The main finding of the study is that it is not HDL-C levels but HDL particle size that improves the discrimination of individuals with or without increased cIMT among those considered at low CV risk. This association remains significant after adjustment for LDL-C, insulin sensitivity and the presence of traditional CV risk factors.

In NMR studies, plasma concentration of large HDL (9.4–14 nm) has been shown to be inversely associated with CV risk, whereas small HDL (7.3–8.2 nm) has been shown to be positively associated with risk [20]–[22]. Mean HDL size obtained by NMR was inversely associated with cIMT in individuals with familial hypercholesterolaemia and in asymptomatic volunteers [23]. In our study, we enrolled individuals systematically stratified to be at low CV risk by the current ASCVD score. In addition, we used a less costly, easy and consequently more broadly applicable assay for measuring HDL particle size. Consistently, we found that large HDL size (>8.2 nm) is more effective than high HDL-C plasma concentration in discriminating cIMT-estimated atherosclerotic burden in low risk individuals. Furthermore, the observed association was independent of insulin sensitivity, age and LDL-C. In contrast, as expected, both LDL-C and non-HDL-C were strong predictors for increased cIMT.

Although metabolic syndrome as defined by IDF standards was considered an exclusion criterion, individuals in the lower HDL size tertile had higher triglycerides levels, waist circumference and lower insulin sensitivity than their counterparts. Endogenous LCAT and exogenous HL activities were also higher in the 1st tertile, which may have contributed to the reduced HDL size and was possibly favored by the decline in insulin sensitivity [24]–[26]. Likewise, PLTP activity has also been reported to be inversely related to insulin sensitivity and involved in the remodeling of HDL [27]. In agreement with prior studies [28], we found that PLTP mass differed between groups but PLTP activity did not. Consequently, PLTP specific activity, which reflects the relative proportion of active and inactive isoforms, was lower among individuals in the higher tertile of HDL size. Although PLTP effect on HDL size is still controversial, specific PLTP activity seems to be more clearly related to a decreasing effect on particle size [29]. Given this potential modulation of insulin sensitivity in the mechanisms involved in the enlargement of HDL particles, multivariate analyses were performed and confirmed the existence of a direct association between the HDL size and cIMT and plasma CRP. Thus, it is possible that the declined insulin sensitivity and resulting increase in PLTP, LCAT and HL act jointly as a set of stimuli that leads to a reduction in the size of HDL. In turn, this directly and indirectly favors the increase in carotid atherosclerotic burden and systemic inflammatory activity.

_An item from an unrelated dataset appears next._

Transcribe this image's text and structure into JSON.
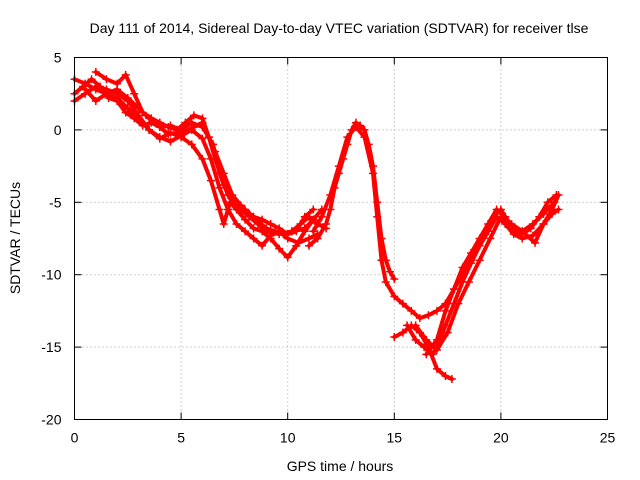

In line with this assumption, we found that the overall plasma PON-1 activity was associated with larger HDL size. Besides the effect on cholesterol efflux capacity, this overall antioxidant activity may contribute to the lower association between large HDL and atherosclerotic burden or systemic inflammation. Since small sized HDL particles have been shown to express a higher PON-1 specific activity [30], it is likely that such an increase in overall plasma PON-1 activity in individuals with large HDL size results from the positive association between HDL size and the number of HDL particles. In fact, statistical significance disappeared when the ratio of PON-1 and apo A-I were compared between groups.

In conclusion, the present study indicates that the mean HDL size estimated by DLS constitutes a better predictor for subclinical carotid atherosclerosis than the conventional measurement of plasma HDL-C in individuals classified by the current guidelines as being at low CV risk.